We present the LEMAS-Dataset, which, to our knowledge, is currently the largest open-source multilingual speech corpus with word-level timestamps. Covering over 150,000 hours across 10 major...
✨VERSE: Visual Embedding Reduction and Space Exploration. Clustering-Guided Insights for Training Data Enhancement in Visually-Rich Document Understanding
📝 Summary:
VERSE is a methodology for analyzing and improving Vision-Language Models in document understanding by visualizing latent representations and generating synthetic data to enhance performance in error-...

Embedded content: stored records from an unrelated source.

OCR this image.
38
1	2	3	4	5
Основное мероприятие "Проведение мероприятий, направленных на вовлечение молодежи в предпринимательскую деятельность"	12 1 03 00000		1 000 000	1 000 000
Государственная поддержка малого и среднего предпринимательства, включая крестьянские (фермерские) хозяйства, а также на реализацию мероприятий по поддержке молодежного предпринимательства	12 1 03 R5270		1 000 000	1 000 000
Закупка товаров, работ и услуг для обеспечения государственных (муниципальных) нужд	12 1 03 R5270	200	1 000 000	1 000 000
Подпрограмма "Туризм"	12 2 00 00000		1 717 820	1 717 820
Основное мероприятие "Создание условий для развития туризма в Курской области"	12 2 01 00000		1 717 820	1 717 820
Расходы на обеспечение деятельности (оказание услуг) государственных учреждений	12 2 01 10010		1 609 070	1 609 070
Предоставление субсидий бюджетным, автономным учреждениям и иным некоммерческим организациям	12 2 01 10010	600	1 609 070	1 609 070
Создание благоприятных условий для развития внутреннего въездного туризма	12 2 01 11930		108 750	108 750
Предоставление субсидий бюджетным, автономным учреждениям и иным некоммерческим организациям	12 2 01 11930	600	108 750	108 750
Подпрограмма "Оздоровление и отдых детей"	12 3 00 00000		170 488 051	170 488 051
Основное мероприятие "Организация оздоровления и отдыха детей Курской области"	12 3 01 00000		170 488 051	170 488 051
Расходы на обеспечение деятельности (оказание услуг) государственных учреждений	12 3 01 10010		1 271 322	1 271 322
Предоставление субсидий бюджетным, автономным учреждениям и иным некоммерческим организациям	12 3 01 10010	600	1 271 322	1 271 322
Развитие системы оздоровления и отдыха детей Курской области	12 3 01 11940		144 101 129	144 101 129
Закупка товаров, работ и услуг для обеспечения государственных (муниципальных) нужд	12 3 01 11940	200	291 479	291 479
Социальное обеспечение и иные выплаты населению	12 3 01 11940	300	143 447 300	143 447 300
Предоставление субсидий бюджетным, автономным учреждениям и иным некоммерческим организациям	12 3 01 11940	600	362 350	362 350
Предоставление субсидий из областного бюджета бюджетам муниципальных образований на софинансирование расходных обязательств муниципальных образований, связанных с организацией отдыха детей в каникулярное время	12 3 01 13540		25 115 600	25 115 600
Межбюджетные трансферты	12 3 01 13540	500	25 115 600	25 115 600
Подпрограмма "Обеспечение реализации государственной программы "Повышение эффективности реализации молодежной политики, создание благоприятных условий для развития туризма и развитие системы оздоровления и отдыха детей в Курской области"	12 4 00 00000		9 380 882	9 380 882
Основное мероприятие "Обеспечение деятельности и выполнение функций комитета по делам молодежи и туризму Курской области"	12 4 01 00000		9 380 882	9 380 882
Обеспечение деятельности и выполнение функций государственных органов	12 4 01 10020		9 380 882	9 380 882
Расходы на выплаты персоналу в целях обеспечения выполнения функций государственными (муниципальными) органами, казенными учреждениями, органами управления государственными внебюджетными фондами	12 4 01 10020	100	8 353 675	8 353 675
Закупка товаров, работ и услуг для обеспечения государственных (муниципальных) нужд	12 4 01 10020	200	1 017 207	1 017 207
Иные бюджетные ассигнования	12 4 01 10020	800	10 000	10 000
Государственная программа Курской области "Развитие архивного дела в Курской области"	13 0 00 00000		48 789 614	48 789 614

🔹 Publication Date: Published on Jan 8
🔹 Paper Links:
• arXiv Page: https://arxiv.org/abs/2601.05125
• PDF: https://arxiv.org/pdf/2601.05125
• Project Page: https://huggingface.co/spaces/de-Rodrigo/Embeddings
• Github: https://github.com/nachoDRT/VrDU-Doctor
✨ Datasets citing this paper:
• https://huggingface.co/datasets/de-Rodrigo/merit
✨ Spaces citing this paper:
• https://huggingface.co/spaces/de-Rodrigo/Embeddings
• https://huggingface.co/spaces/de-Rodrigo/saliencies
==================================
For more data science resources:
✓ https://t.me/DataScienceT
#AI #DataScience #MachineLearning #HuggingFace #Research
📝 Summary:
VERSE is a methodology for analyzing and improving Vision-Language Models in document understanding by visualizing latent representations and generating synthetic data to enhance performance in error-...
🔹 Publication Date: Published on Jan 8
🔹 Paper Links:
• arXiv Page: https://arxiv.org/abs/2601.05125
• PDF: https://arxiv.org/pdf/2601.05125
• Project Page: https://huggingface.co/spaces/de-Rodrigo/Embeddings
• Github: https://github.com/nachoDRT/VrDU-Doctor
✨ Datasets citing this paper:
• https://huggingface.co/datasets/de-Rodrigo/merit
✨ Spaces citing this paper:
• https://huggingface.co/spaces/de-Rodrigo/Embeddings
• https://huggingface.co/spaces/de-Rodrigo/saliencies
==================================
For more data science resources:
✓ https://t.me/DataScienceT
#AI #DataScience #MachineLearning #HuggingFace #Research
✨Safety at One Shot: Patching Fine-Tuned LLMs with A Single Instance
📝 Summary:
Safety alignment of large language models can be fully recovered with a single safety example, maintaining utility and achieving convergence in few epochs through identified low-rank gradient structur...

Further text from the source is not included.